Oil nears record high
LONDON, April 9 (Reuters) – Oil jumped to more than $111 a barrel on Wednesday, within sight of a record high, after a U.S. government report showed a surprise drop in inventories in the world’s top fuel consumer.
U.S. crude oil stockpiles fell by 3.2 million barrels in the week to April 4 as imports declined, the U.S. Energy Information Administration said. Analysts expected a 2.2 million-barrel increase in stocks.
“It’s bullish across the board. A very low crude import number got us a surprise draw there,” said Tim Evans, analyst at Citigroup Futures Research. “Imports are basically running behind year-ago levels.”

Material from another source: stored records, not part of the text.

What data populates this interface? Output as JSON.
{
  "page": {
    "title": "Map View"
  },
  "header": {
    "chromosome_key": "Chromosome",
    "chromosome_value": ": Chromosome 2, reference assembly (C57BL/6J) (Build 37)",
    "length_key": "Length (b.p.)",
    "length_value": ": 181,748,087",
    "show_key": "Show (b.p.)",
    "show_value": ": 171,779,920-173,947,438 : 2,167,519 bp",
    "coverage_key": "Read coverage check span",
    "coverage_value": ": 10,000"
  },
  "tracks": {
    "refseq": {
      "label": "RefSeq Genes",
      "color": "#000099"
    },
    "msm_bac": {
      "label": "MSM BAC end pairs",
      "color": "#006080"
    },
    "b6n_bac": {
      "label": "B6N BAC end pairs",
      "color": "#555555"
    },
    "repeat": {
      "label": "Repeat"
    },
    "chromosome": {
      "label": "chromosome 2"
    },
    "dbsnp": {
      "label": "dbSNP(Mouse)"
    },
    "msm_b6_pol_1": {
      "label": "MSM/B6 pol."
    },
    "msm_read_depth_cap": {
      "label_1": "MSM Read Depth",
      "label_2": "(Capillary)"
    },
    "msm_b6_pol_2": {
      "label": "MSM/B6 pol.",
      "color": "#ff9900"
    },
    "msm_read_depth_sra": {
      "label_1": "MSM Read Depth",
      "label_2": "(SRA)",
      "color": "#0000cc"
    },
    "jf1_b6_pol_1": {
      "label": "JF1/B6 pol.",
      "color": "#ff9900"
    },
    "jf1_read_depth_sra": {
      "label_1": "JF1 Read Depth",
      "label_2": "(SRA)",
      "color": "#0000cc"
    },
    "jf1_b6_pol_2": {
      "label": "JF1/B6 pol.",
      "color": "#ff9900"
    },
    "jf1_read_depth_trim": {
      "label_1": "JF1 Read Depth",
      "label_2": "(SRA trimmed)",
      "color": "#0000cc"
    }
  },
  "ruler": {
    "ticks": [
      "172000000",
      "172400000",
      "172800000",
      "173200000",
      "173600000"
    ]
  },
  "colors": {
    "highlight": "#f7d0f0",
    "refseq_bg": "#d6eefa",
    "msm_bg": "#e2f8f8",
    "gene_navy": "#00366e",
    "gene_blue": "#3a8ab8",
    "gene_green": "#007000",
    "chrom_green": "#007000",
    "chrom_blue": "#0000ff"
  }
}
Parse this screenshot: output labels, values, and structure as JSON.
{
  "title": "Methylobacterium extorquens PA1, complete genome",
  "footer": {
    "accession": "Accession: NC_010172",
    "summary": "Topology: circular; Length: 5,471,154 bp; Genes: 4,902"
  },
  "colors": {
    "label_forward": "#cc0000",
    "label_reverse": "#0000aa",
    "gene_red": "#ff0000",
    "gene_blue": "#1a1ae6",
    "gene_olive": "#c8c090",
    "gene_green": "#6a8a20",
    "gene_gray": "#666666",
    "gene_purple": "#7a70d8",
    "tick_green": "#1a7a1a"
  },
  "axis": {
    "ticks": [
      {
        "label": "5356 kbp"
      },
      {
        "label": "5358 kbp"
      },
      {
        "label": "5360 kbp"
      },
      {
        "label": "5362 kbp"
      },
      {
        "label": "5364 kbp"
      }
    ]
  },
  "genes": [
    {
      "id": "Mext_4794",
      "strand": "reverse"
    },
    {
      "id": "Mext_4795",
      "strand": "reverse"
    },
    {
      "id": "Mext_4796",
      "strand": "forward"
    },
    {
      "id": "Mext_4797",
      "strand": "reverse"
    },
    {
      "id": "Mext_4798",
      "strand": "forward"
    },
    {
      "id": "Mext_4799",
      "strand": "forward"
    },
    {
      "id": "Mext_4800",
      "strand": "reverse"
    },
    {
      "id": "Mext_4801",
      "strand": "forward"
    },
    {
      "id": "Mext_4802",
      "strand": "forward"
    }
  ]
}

U.S. crude was up $2.50 to $111.00 a barrel by 1507 GMT, nearing the record high of $111.80 hit on March 17. London Brent hit a record $108.77 and later pared gains to $108.10.

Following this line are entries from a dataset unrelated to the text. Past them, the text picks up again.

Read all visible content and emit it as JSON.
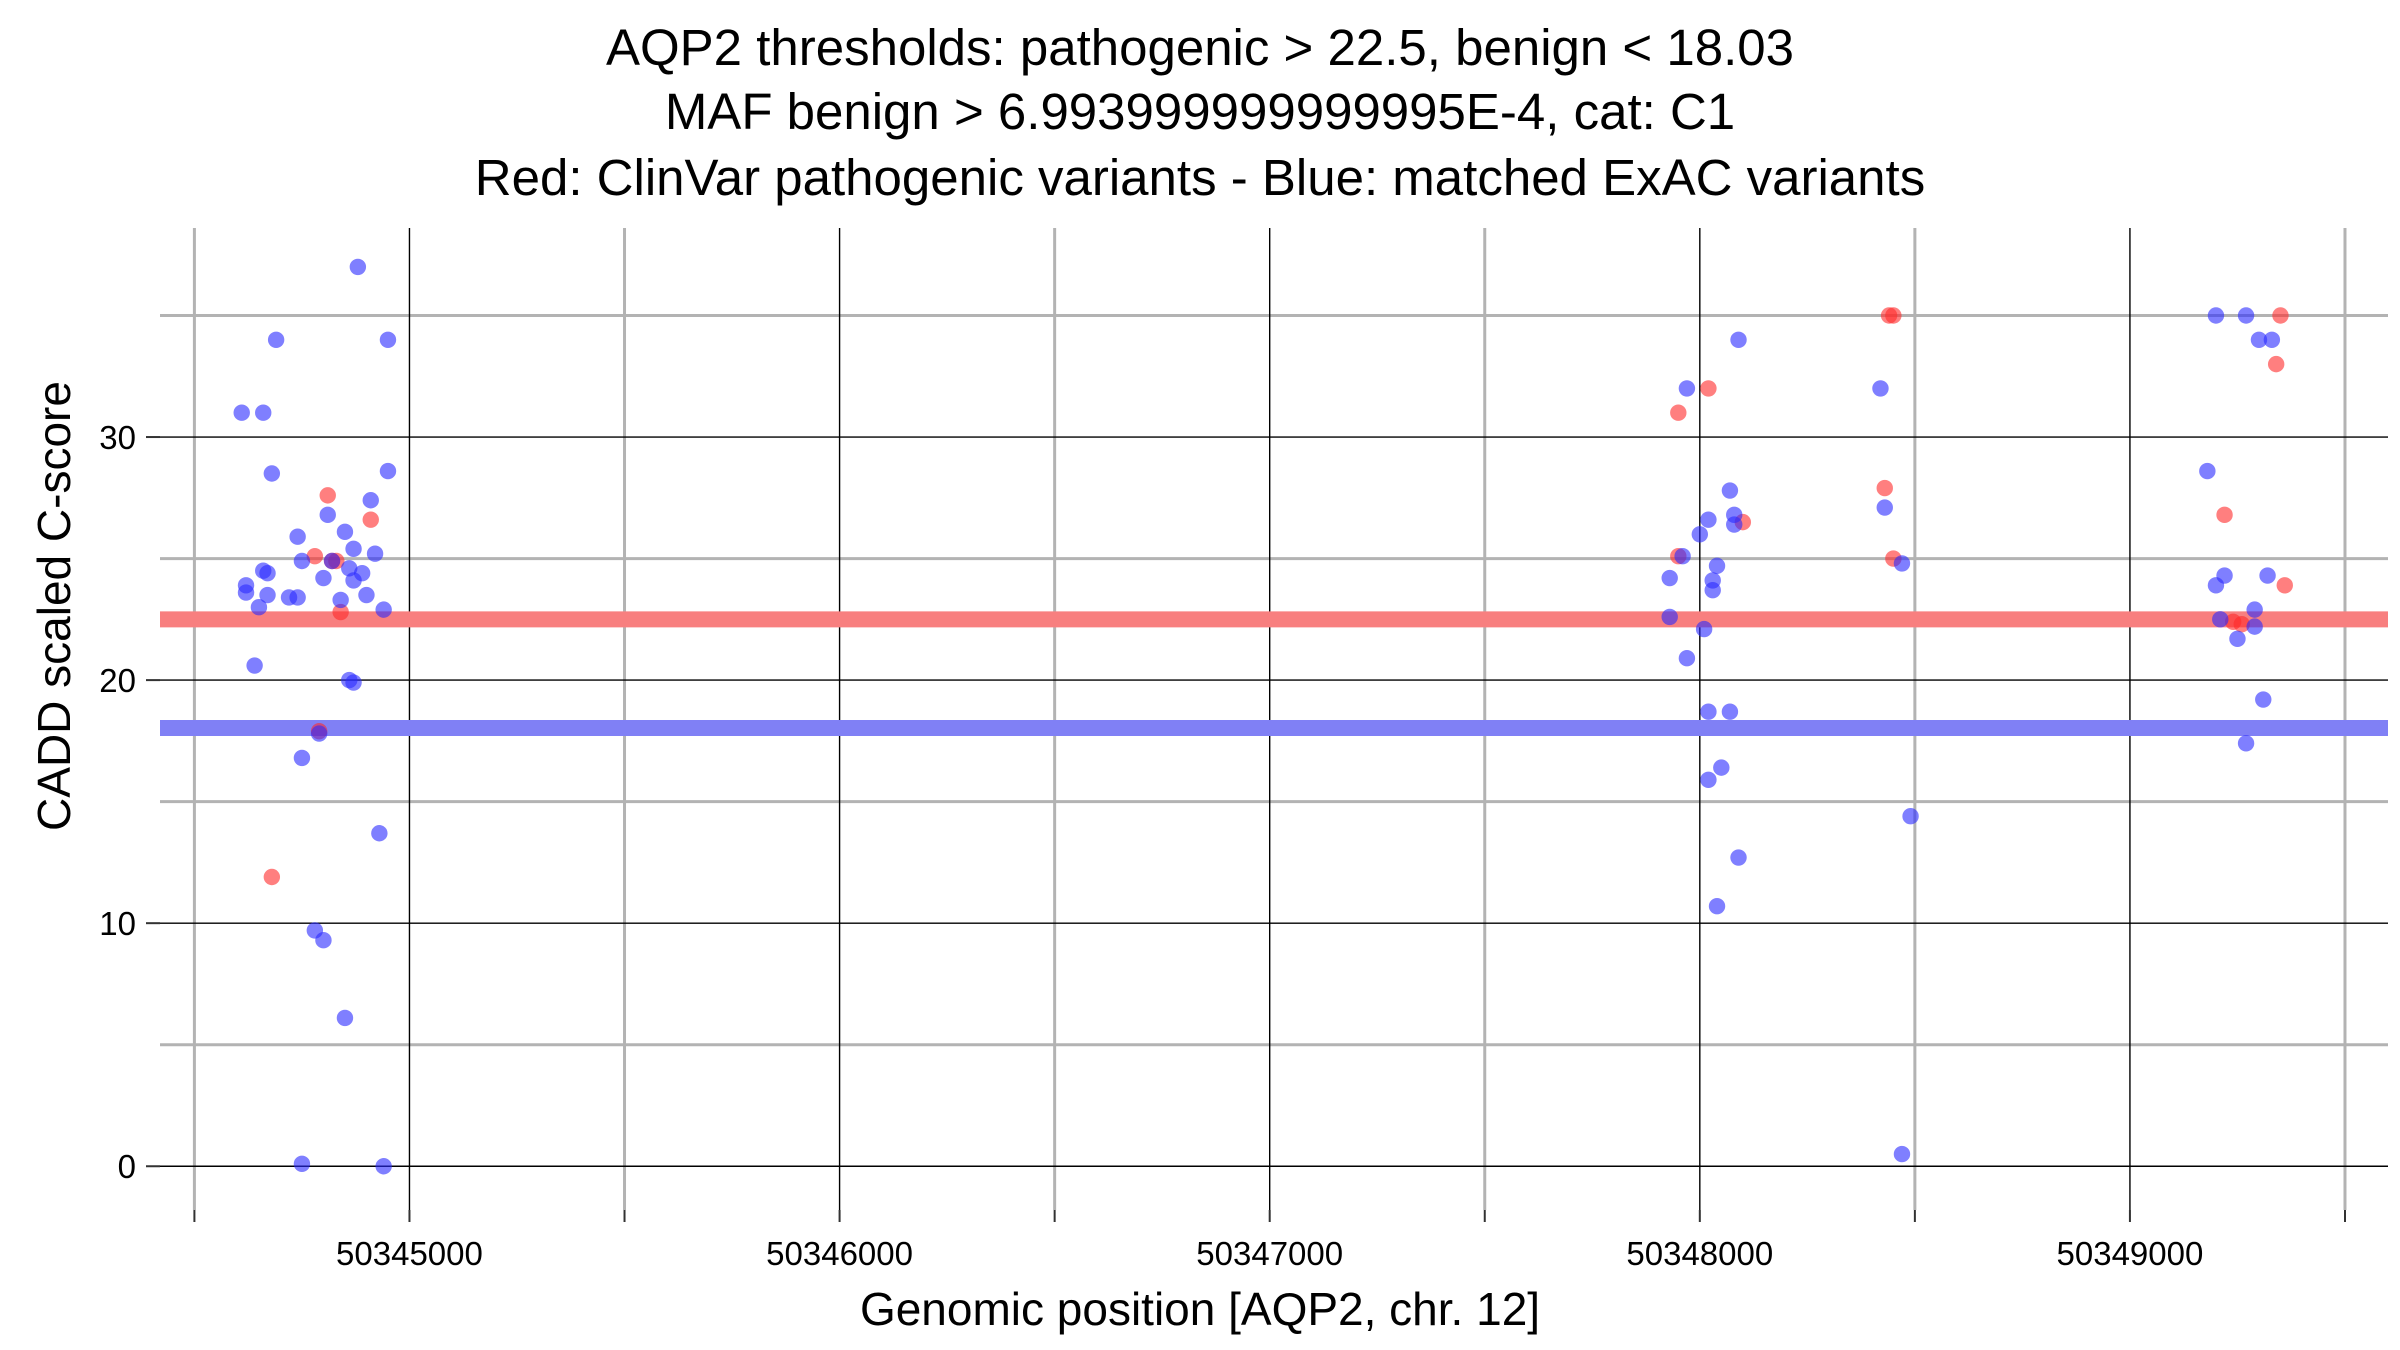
{
  "chart_data": {
    "type": "scatter",
    "title_lines": [
      "AQP2 thresholds: pathogenic > 22.5, benign < 18.03",
      "MAF benign > 6.993999999999995E-4, cat: C1",
      "Red: ClinVar pathogenic variants - Blue: matched ExAC variants"
    ],
    "xlabel": "Genomic position [AQP2, chr. 12]",
    "ylabel": "CADD scaled C-score",
    "xlim": [
      50344420,
      50349600
    ],
    "ylim": [
      -1.8,
      38.6
    ],
    "x_major_ticks": [
      50345000,
      50346000,
      50347000,
      50348000,
      50349000
    ],
    "x_minor_ticks": [
      50344500,
      50345500,
      50346500,
      50347500,
      50348500,
      50349500
    ],
    "y_major_ticks": [
      0,
      10,
      20,
      30
    ],
    "y_minor_ticks": [
      5,
      15,
      25,
      35
    ],
    "x_tick_labels": [
      "50345000",
      "50346000",
      "50347000",
      "50348000",
      "50349000"
    ],
    "y_tick_labels": [
      "0",
      "10",
      "20",
      "30"
    ],
    "thresholds": [
      {
        "name": "pathogenic",
        "value": 22.5,
        "color": "#f87f7f"
      },
      {
        "name": "benign",
        "value": 18.03,
        "color": "#8080f5"
      }
    ],
    "series": [
      {
        "name": "ClinVar pathogenic variants",
        "color": "#ff2a2a",
        "points": [
          [
            50344780,
            25.1
          ],
          [
            50344810,
            27.6
          ],
          [
            50344820,
            24.9
          ],
          [
            50344830,
            24.9
          ],
          [
            50344840,
            22.8
          ],
          [
            50344680,
            11.9
          ],
          [
            50344910,
            26.6
          ],
          [
            50344790,
            17.9
          ],
          [
            50347950,
            31.0
          ],
          [
            50347950,
            25.1
          ],
          [
            50348020,
            32.0
          ],
          [
            50348100,
            26.5
          ],
          [
            50348440,
            35.0
          ],
          [
            50348450,
            35.0
          ],
          [
            50348430,
            27.9
          ],
          [
            50348450,
            25.0
          ],
          [
            50349220,
            26.8
          ],
          [
            50349240,
            22.4
          ],
          [
            50349350,
            35.0
          ],
          [
            50349340,
            33.0
          ],
          [
            50349360,
            23.9
          ],
          [
            50349260,
            22.3
          ]
        ]
      },
      {
        "name": "matched ExAC variants",
        "color": "#2a2aff",
        "points": [
          [
            50344610,
            31.0
          ],
          [
            50344660,
            31.0
          ],
          [
            50344690,
            34.0
          ],
          [
            50344620,
            23.9
          ],
          [
            50344620,
            23.6
          ],
          [
            50344660,
            24.5
          ],
          [
            50344670,
            24.4
          ],
          [
            50344670,
            23.5
          ],
          [
            50344650,
            23.0
          ],
          [
            50344640,
            20.6
          ],
          [
            50344680,
            28.5
          ],
          [
            50344720,
            23.4
          ],
          [
            50344740,
            23.4
          ],
          [
            50344740,
            25.9
          ],
          [
            50344750,
            24.9
          ],
          [
            50344750,
            16.8
          ],
          [
            50344800,
            24.2
          ],
          [
            50344810,
            26.8
          ],
          [
            50344820,
            24.9
          ],
          [
            50344840,
            23.3
          ],
          [
            50344850,
            26.1
          ],
          [
            50344860,
            24.6
          ],
          [
            50344870,
            24.1
          ],
          [
            50344870,
            25.4
          ],
          [
            50344880,
            37.0
          ],
          [
            50344890,
            24.4
          ],
          [
            50344900,
            23.5
          ],
          [
            50344910,
            27.4
          ],
          [
            50344920,
            25.2
          ],
          [
            50344940,
            22.9
          ],
          [
            50344950,
            34.0
          ],
          [
            50344950,
            28.6
          ],
          [
            50344860,
            20.0
          ],
          [
            50344870,
            19.9
          ],
          [
            50344790,
            17.8
          ],
          [
            50344780,
            9.7
          ],
          [
            50344800,
            9.3
          ],
          [
            50344850,
            6.1
          ],
          [
            50344930,
            13.7
          ],
          [
            50344750,
            0.1
          ],
          [
            50344940,
            0.0
          ],
          [
            50347930,
            24.2
          ],
          [
            50347930,
            22.6
          ],
          [
            50347960,
            25.1
          ],
          [
            50347970,
            32.0
          ],
          [
            50347970,
            20.9
          ],
          [
            50348000,
            26.0
          ],
          [
            50348010,
            22.1
          ],
          [
            50348020,
            26.6
          ],
          [
            50348030,
            24.1
          ],
          [
            50348030,
            23.7
          ],
          [
            50348040,
            24.7
          ],
          [
            50348070,
            27.8
          ],
          [
            50348080,
            26.8
          ],
          [
            50348080,
            26.4
          ],
          [
            50348090,
            34.0
          ],
          [
            50348020,
            18.7
          ],
          [
            50348070,
            18.7
          ],
          [
            50348020,
            15.9
          ],
          [
            50348050,
            16.4
          ],
          [
            50348090,
            12.7
          ],
          [
            50348040,
            10.7
          ],
          [
            50348420,
            32.0
          ],
          [
            50348430,
            27.1
          ],
          [
            50348470,
            24.8
          ],
          [
            50348490,
            14.4
          ],
          [
            50348470,
            0.5
          ],
          [
            50349180,
            28.6
          ],
          [
            50349200,
            35.0
          ],
          [
            50349270,
            35.0
          ],
          [
            50349300,
            34.0
          ],
          [
            50349330,
            34.0
          ],
          [
            50349200,
            23.9
          ],
          [
            50349220,
            24.3
          ],
          [
            50349210,
            22.5
          ],
          [
            50349250,
            21.7
          ],
          [
            50349290,
            22.9
          ],
          [
            50349290,
            22.2
          ],
          [
            50349320,
            24.3
          ],
          [
            50349310,
            19.2
          ],
          [
            50349270,
            17.4
          ]
        ]
      }
    ]
  }
}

As well as the drop in crude stockpiles, the U.S. inventory report also showed larger-than-expected declines in stocks of distillates and gasoline.
Concern about diesel supply given strong demand in Europe and Asia also supported crude. London gas oil also hit a record high of $1,026.75 a tonne on Wednesday.

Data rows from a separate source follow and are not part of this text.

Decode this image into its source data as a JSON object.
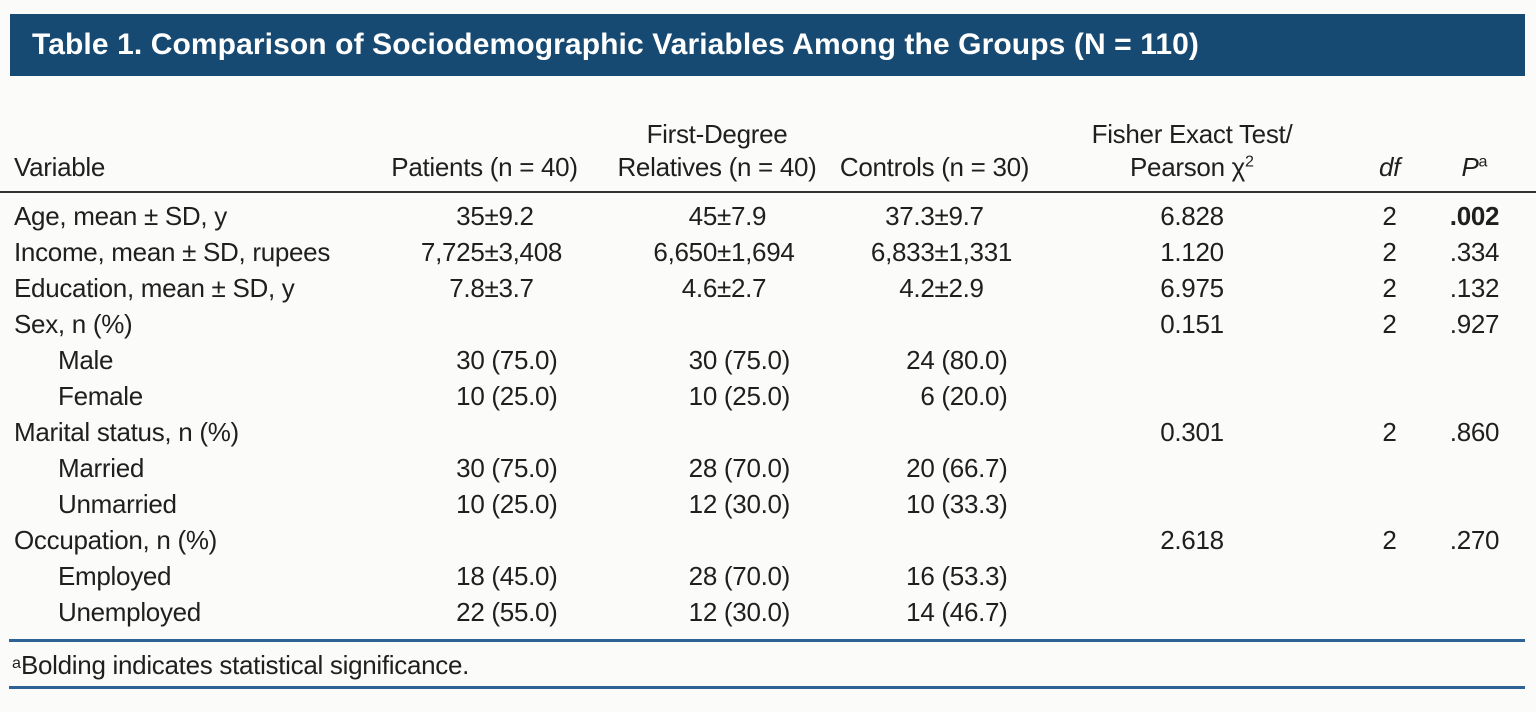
{
  "title": "Table 1. Comparison of Sociodemographic Variables Among the Groups (N = 110)",
  "colors": {
    "title_bar_bg": "#174a72",
    "title_text": "#ffffff",
    "blue_rule": "#2d6394",
    "header_rule": "#333333",
    "body_text": "#1f1f1f",
    "page_bg": "#fbfbfa"
  },
  "table": {
    "headers": {
      "variable": "Variable",
      "patients": "Patients (n = 40)",
      "relatives_line1": "First-Degree",
      "relatives_line2": "Relatives (n = 40)",
      "controls": "Controls (n = 30)",
      "test_line1": "Fisher Exact Test/",
      "test_line2": "Pearson χ",
      "test_line2_sup": "2",
      "df": "df",
      "p": "P",
      "p_sup": "a"
    },
    "rows": [
      {
        "label": "Age, mean ± SD, y",
        "indent": false,
        "patients": "35±9.2",
        "relatives": "45±7.9",
        "controls": "37.3±9.7",
        "stat": "6.828",
        "df": "2",
        "p": ".002",
        "p_bold": true
      },
      {
        "label": "Income, mean ± SD, rupees",
        "indent": false,
        "patients": "7,725±3,408",
        "relatives": "6,650±1,694",
        "controls": "6,833±1,331",
        "stat": "1.120",
        "df": "2",
        "p": ".334",
        "p_bold": false
      },
      {
        "label": "Education, mean ± SD, y",
        "indent": false,
        "patients": "7.8±3.7",
        "relatives": "4.6±2.7",
        "controls": "4.2±2.9",
        "stat": "6.975",
        "df": "2",
        "p": ".132",
        "p_bold": false
      },
      {
        "label": "Sex, n (%)",
        "indent": false,
        "patients": "",
        "relatives": "",
        "controls": "",
        "stat": "0.151",
        "df": "2",
        "p": ".927",
        "p_bold": false
      },
      {
        "label": "Male",
        "indent": true,
        "patients": "30 (75.0)",
        "relatives": "30 (75.0)",
        "controls": "24 (80.0)",
        "stat": "",
        "df": "",
        "p": "",
        "p_bold": false
      },
      {
        "label": "Female",
        "indent": true,
        "patients": "10 (25.0)",
        "relatives": "10 (25.0)",
        "controls": "6 (20.0)",
        "stat": "",
        "df": "",
        "p": "",
        "p_bold": false
      },
      {
        "label": "Marital status, n (%)",
        "indent": false,
        "patients": "",
        "relatives": "",
        "controls": "",
        "stat": "0.301",
        "df": "2",
        "p": ".860",
        "p_bold": false
      },
      {
        "label": "Married",
        "indent": true,
        "patients": "30 (75.0)",
        "relatives": "28 (70.0)",
        "controls": "20 (66.7)",
        "stat": "",
        "df": "",
        "p": "",
        "p_bold": false
      },
      {
        "label": "Unmarried",
        "indent": true,
        "patients": "10 (25.0)",
        "relatives": "12 (30.0)",
        "controls": "10 (33.3)",
        "stat": "",
        "df": "",
        "p": "",
        "p_bold": false
      },
      {
        "label": "Occupation, n (%)",
        "indent": false,
        "patients": "",
        "relatives": "",
        "controls": "",
        "stat": "2.618",
        "df": "2",
        "p": ".270",
        "p_bold": false
      },
      {
        "label": "Employed",
        "indent": true,
        "patients": "18 (45.0)",
        "relatives": "28 (70.0)",
        "controls": "16 (53.3)",
        "stat": "",
        "df": "",
        "p": "",
        "p_bold": false
      },
      {
        "label": "Unemployed",
        "indent": true,
        "patients": "22 (55.0)",
        "relatives": "12 (30.0)",
        "controls": "14 (46.7)",
        "stat": "",
        "df": "",
        "p": "",
        "p_bold": false
      }
    ]
  },
  "footnote": {
    "marker": "a",
    "text": "Bolding indicates statistical significance."
  }
}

Oil also rose in reaction to further weakness in the U.S. dollar.
The dollar fell against the euro and the yen on views the Federal Reserve could cut interest rates by a substantial 50 basis points this month amid worries of a possibly severe U.S. economic downturn.
A weak dollar tends to raise prices for commodities denominated in the currency by boosting non-U.S. spending power and by attracting investors seeking an inflation hedge.